Kolp is most remembered for an incident in 1929 involving future Hall-of-Famer Hack Wilson. The episode occurred in the day's second game; in an earlier game there had been a triple play, which may explain why feelings were running high. Hack Wilson was on first with Ray Kolp in the Cincinnati dugout shouting taunts and insults as usual. Having endured enough, Hack charged off the field into the opposing dugout where he punched Ray Kolp in the jaw. A near-riot ensued in the stands, with the police needed to finally restore order. That evening, the two teams met up again at the train station, where Hack Wilson punched Ray's teammate Pete Donnohue. League president Heydler personally investigated the particulars of the attacks, declaring Hack the culprit and fining him $100. These shenanigans produced headlines for days in sports sections across the U.S.

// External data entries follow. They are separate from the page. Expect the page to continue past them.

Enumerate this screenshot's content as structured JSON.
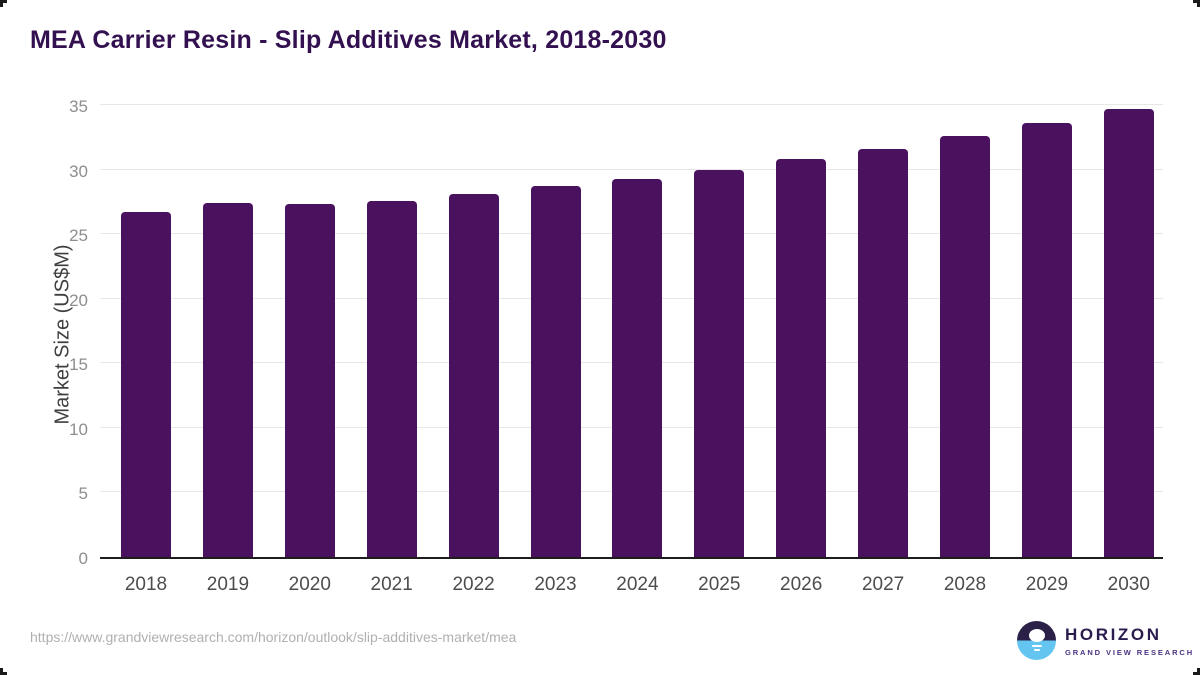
{
  "page": {
    "title": "MEA Carrier Resin - Slip Additives Market, 2018-2030"
  },
  "chart_data": {
    "type": "bar",
    "title": "MEA Carrier Resin - Slip Additives Market, 2018-2030",
    "categories": [
      "2018",
      "2019",
      "2020",
      "2021",
      "2022",
      "2023",
      "2024",
      "2025",
      "2026",
      "2027",
      "2028",
      "2029",
      "2030"
    ],
    "values": [
      26.7,
      27.4,
      27.3,
      27.6,
      28.1,
      28.7,
      29.3,
      30.0,
      30.8,
      31.6,
      32.6,
      33.6,
      34.7
    ],
    "xlabel": "",
    "ylabel": "Market Size (US$M)",
    "ylim": [
      0,
      35
    ],
    "yticks": [
      0,
      5,
      10,
      15,
      20,
      25,
      30,
      35
    ],
    "grid": "horizontal-only",
    "legend": "none",
    "bar_color": "#4a115e"
  },
  "footer": {
    "source_url": "https://www.grandviewresearch.com/horizon/outlook/slip-additives-market/mea",
    "logo": {
      "name": "HORIZON",
      "tagline": "GRAND VIEW RESEARCH"
    }
  },
  "colors": {
    "bar": "#4a115e",
    "title_text": "#331150",
    "axis_line": "#1d1d1d",
    "gridline": "#e7e7e7",
    "y_tick_text": "#8e8e8e",
    "x_tick_text": "#4d4d4d",
    "url_text": "#b0b0b0",
    "logo_navy": "#2b2148",
    "logo_blue": "#63c5f0"
  }
}
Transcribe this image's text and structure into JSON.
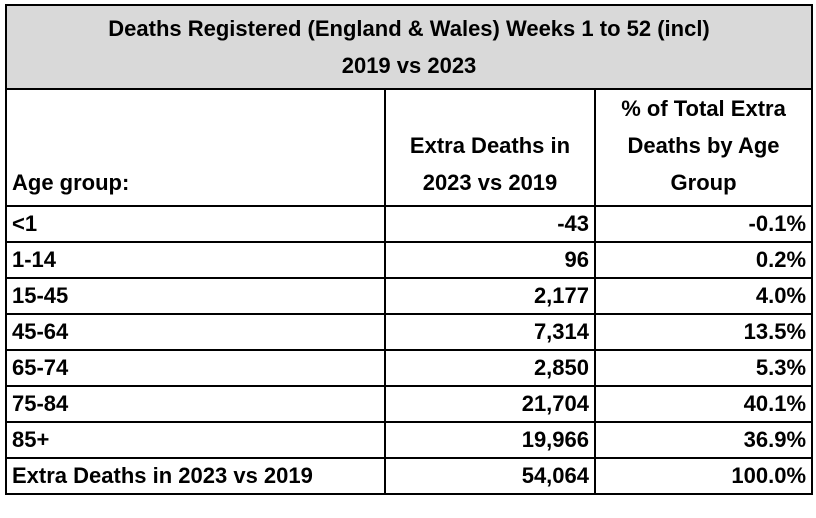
{
  "table": {
    "title_line1": "Deaths Registered (England & Wales) Weeks 1 to 52 (incl)",
    "title_line2": "2019 vs 2023",
    "headers": {
      "age_group": "Age group:",
      "extra_deaths": "Extra Deaths in 2023 vs 2019",
      "pct_total": "% of Total Extra Deaths by Age Group"
    },
    "rows": [
      {
        "age": "<1",
        "extra": "-43",
        "pct": "-0.1%"
      },
      {
        "age": "1-14",
        "extra": "96",
        "pct": "0.2%"
      },
      {
        "age": "15-45",
        "extra": "2,177",
        "pct": "4.0%"
      },
      {
        "age": "45-64",
        "extra": "7,314",
        "pct": "13.5%"
      },
      {
        "age": "65-74",
        "extra": "2,850",
        "pct": "5.3%"
      },
      {
        "age": "75-84",
        "extra": "21,704",
        "pct": "40.1%"
      },
      {
        "age": "85+",
        "extra": "19,966",
        "pct": "36.9%"
      },
      {
        "age": "Extra Deaths in 2023 vs 2019",
        "extra": "54,064",
        "pct": "100.0%"
      }
    ]
  },
  "colors": {
    "title_bg": "#d9d9d9",
    "border": "#000000",
    "text": "#000000"
  }
}
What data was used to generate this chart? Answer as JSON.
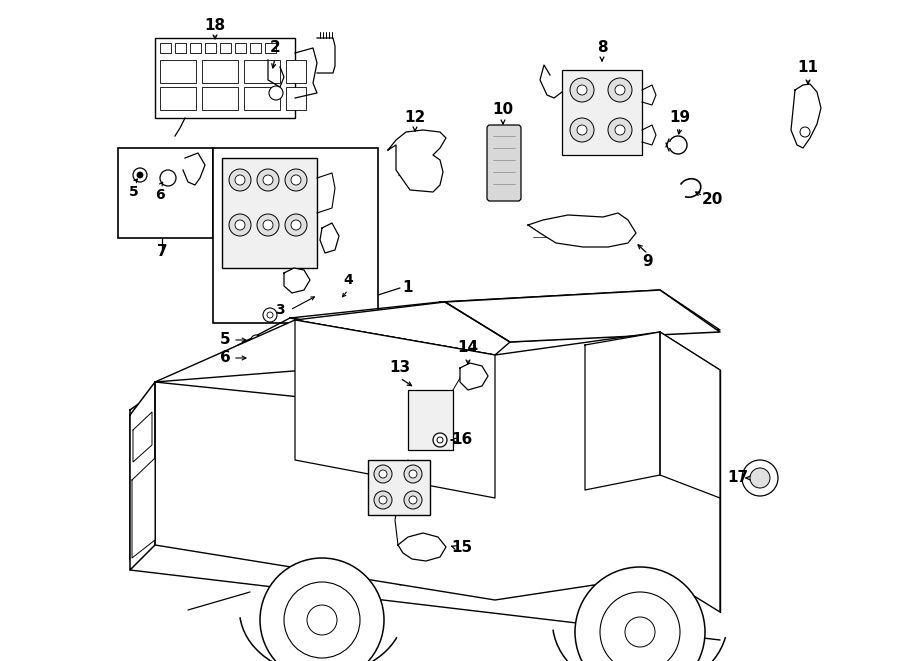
{
  "bg_color": "#ffffff",
  "line_color": "#000000",
  "fig_width": 9.0,
  "fig_height": 6.61,
  "dpi": 100
}
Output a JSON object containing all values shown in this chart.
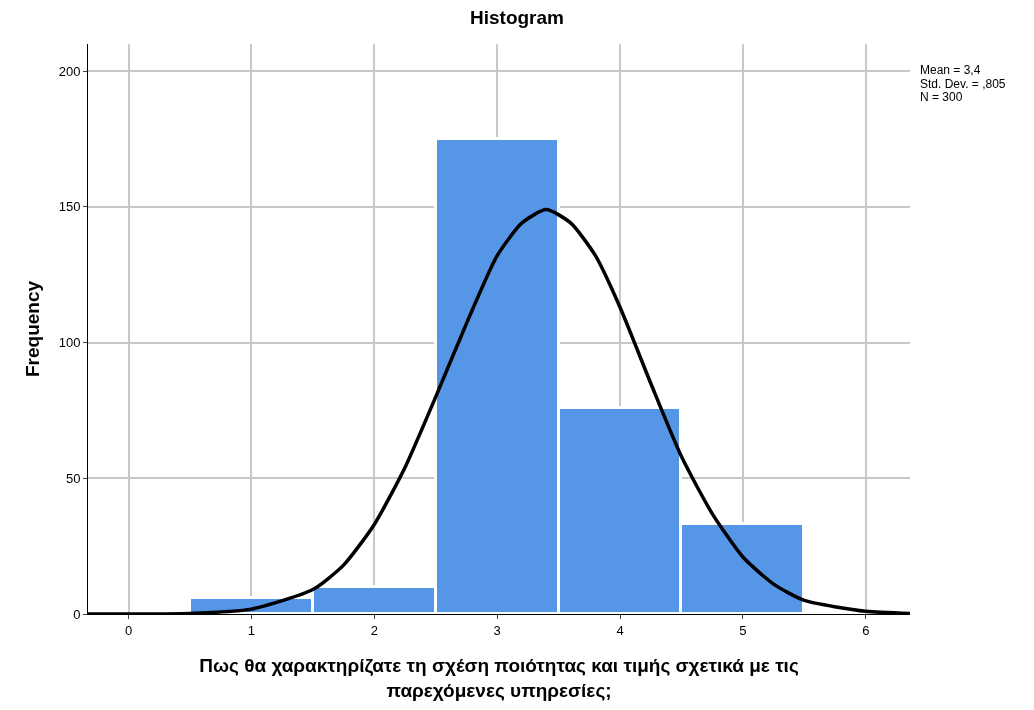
{
  "chart_data": {
    "type": "histogram",
    "title": "Histogram",
    "xlabel": "Πως θα χαρακτηρίζατε τη σχέση ποιότητας και τιμής σχετικά με τις παρεχόμενες υπηρεσίες;",
    "ylabel": "Frequency",
    "bins": [
      0.5,
      1.5,
      2.5,
      3.5,
      4.5,
      5.5
    ],
    "values": [
      6,
      10,
      175,
      76,
      33
    ],
    "color": "#5596e6",
    "series": [
      {
        "type": "line",
        "color": "#000000",
        "x": [
          -0.33,
          0,
          0.5,
          1,
          1.5,
          1.75,
          2,
          2.25,
          2.5,
          2.75,
          3,
          3.2,
          3.4,
          3.6,
          3.8,
          4,
          4.25,
          4.5,
          4.75,
          5,
          5.25,
          5.5,
          6,
          6.36
        ],
        "values": [
          0,
          0,
          0.2,
          1.8,
          9,
          18,
          33,
          54,
          80,
          107,
          132,
          144,
          149,
          144,
          132,
          113,
          85,
          58,
          37,
          21,
          11,
          5,
          1,
          0.2
        ]
      }
    ],
    "xlim": [
      -0.33,
      6.36
    ],
    "xticks": [
      0,
      1,
      2,
      3,
      4,
      5,
      6
    ],
    "ylim": [
      0,
      210
    ],
    "yticks": [
      0,
      50,
      100,
      150,
      200
    ],
    "grid": true,
    "line_style": "solid",
    "marker": "none",
    "annotations": [
      "Mean = 3,4",
      "Std. Dev. = ,805",
      "N = 300"
    ]
  }
}
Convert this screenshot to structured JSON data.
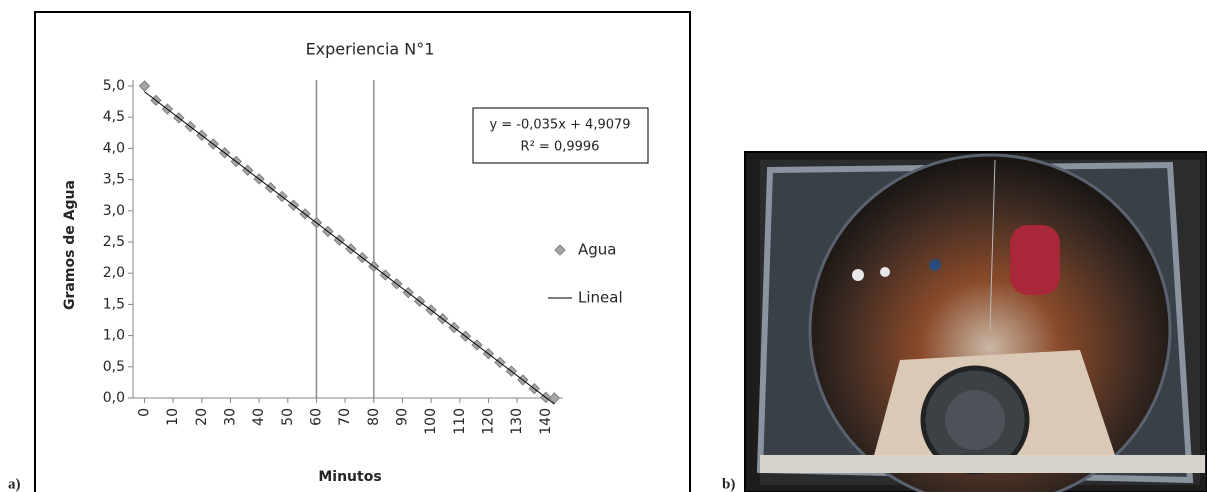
{
  "panel_labels": [
    "a)",
    "b)"
  ],
  "chart_data": {
    "type": "scatter",
    "title": "Experiencia N°1",
    "x_label": "Minutos",
    "y_label": "Gramos de Agua",
    "x": [
      0,
      4,
      8,
      12,
      16,
      20,
      24,
      28,
      32,
      36,
      40,
      44,
      48,
      52,
      56,
      60,
      64,
      68,
      72,
      76,
      80,
      84,
      88,
      92,
      96,
      100,
      104,
      108,
      112,
      116,
      120,
      124,
      128,
      132,
      136,
      140,
      143
    ],
    "series": [
      {
        "name": "Agua",
        "color": "#a6a6a6",
        "values": [
          5.0,
          4.77,
          4.63,
          4.49,
          4.35,
          4.21,
          4.07,
          3.93,
          3.79,
          3.65,
          3.51,
          3.37,
          3.23,
          3.09,
          2.95,
          2.81,
          2.67,
          2.53,
          2.39,
          2.25,
          2.11,
          1.97,
          1.83,
          1.69,
          1.55,
          1.41,
          1.27,
          1.13,
          0.99,
          0.85,
          0.71,
          0.57,
          0.43,
          0.29,
          0.15,
          0.01,
          0.0
        ]
      }
    ],
    "trendline": {
      "name": "Lineal",
      "color": "#000000",
      "slope": -0.035,
      "intercept": 4.9079,
      "equation": "y = -0,035x + 4,9079",
      "r_squared": "R² = 0,9996"
    },
    "xlim": [
      -4,
      146
    ],
    "xticks": [
      0,
      10,
      20,
      30,
      40,
      50,
      60,
      70,
      80,
      90,
      100,
      110,
      120,
      130,
      140
    ],
    "x_grid": [
      60,
      80
    ],
    "ylim": [
      0,
      5
    ],
    "yticks": [
      {
        "value": 0,
        "label": "0,0"
      },
      {
        "value": 0.5,
        "label": "0,5"
      },
      {
        "value": 1,
        "label": "1,0"
      },
      {
        "value": 1.5,
        "label": "1,5"
      },
      {
        "value": 2,
        "label": "2,0"
      },
      {
        "value": 2.5,
        "label": "2,5"
      },
      {
        "value": 3,
        "label": "3,0"
      },
      {
        "value": 3.5,
        "label": "3,5"
      },
      {
        "value": 4,
        "label": "4,0"
      },
      {
        "value": 4.5,
        "label": "4,5"
      },
      {
        "value": 5,
        "label": "5,0"
      }
    ],
    "legend": "right"
  }
}
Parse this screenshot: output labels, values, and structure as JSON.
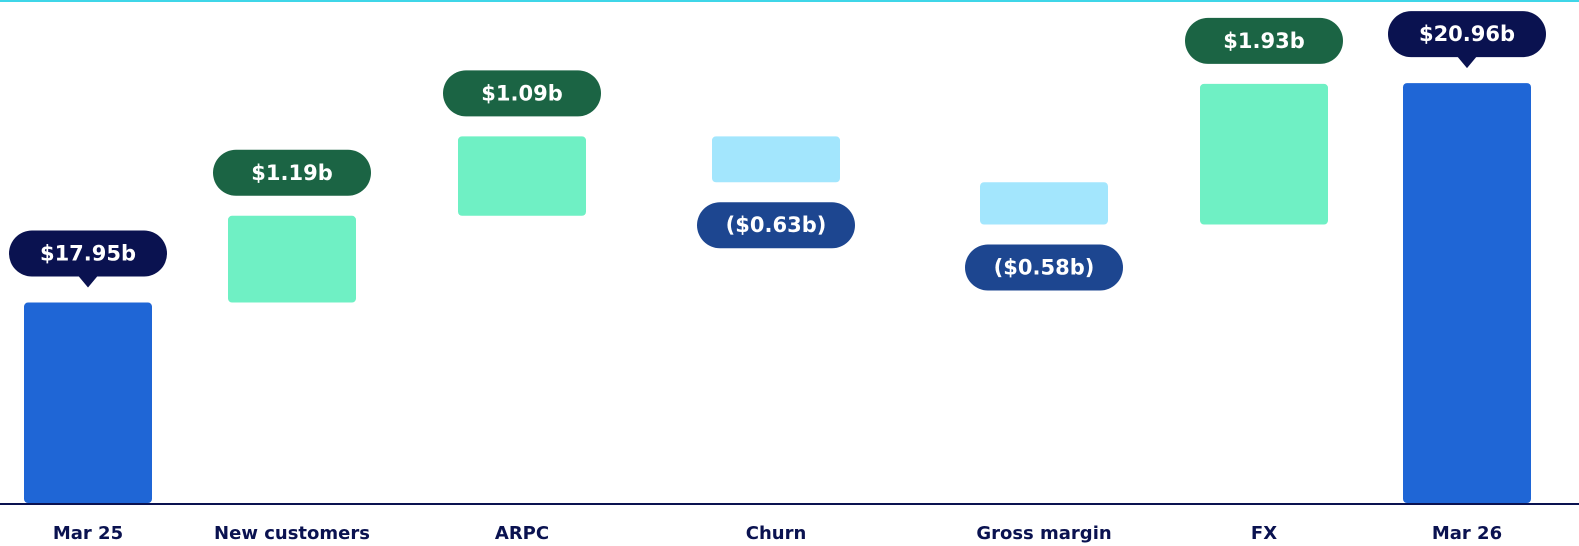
{
  "chart_data": {
    "type": "waterfall",
    "categories": [
      "Mar 25",
      "New customers",
      "ARPC",
      "Churn",
      "Gross margin",
      "FX",
      "Mar 26"
    ],
    "values": [
      17.95,
      1.19,
      1.09,
      -0.63,
      -0.58,
      1.93,
      20.96
    ],
    "value_labels": [
      "$17.95b",
      "$1.19b",
      "$1.09b",
      "($0.63b)",
      "($0.58b)",
      "$1.93b",
      "$20.96b"
    ],
    "colors": [
      "#1f66d6",
      "#6ff0c4",
      "#6ff0c4",
      "#a3e6fd",
      "#a3e6fd",
      "#6ff0c4",
      "#1f66d6"
    ],
    "label_colors": [
      "#0a1250",
      "#1b6444",
      "#1b6444",
      "#1d4690",
      "#1d4690",
      "#1b6444",
      "#0a1250"
    ],
    "ylim": [
      15.2,
      22.1
    ]
  }
}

Kolp played four years with the St. Louis Browns, spent two years in the minors in Minnesota with the St. Paul Saints, and then returned to the majors with the Cincinnati Reds in 1927. His last game in the majors was with the Reds on September 21, 1934. Two years later he received an engraved silver lifetime pass from major league baseball in recognition of his 12 years of big league service. Following the majors, Kolp pitched in the minors for the Minneapolis Millers for two years and then became their first base coach. He was the manager of the Williamsport Grays in Pennsylvania for two seasons, 1944 and 1945, handling a mostly Cuban team playing as replacements for the GIs at war. He led the team in promoting War Bonds, raising pledges for $231,000 in 1944.

His only son, Richard C. Kolp pitched in the minors for the Paducah Indians in the Class D level Kitty League in 1939 and 1940.

Ray Kolp died in Cincinnati, Ohio, on July 29, 1967. Ray and his wife Bertha Willett Kolp of Coalport, Pennsylvania, are buried in St. Stephen Cemetery in Fort Thomas, Kentucky.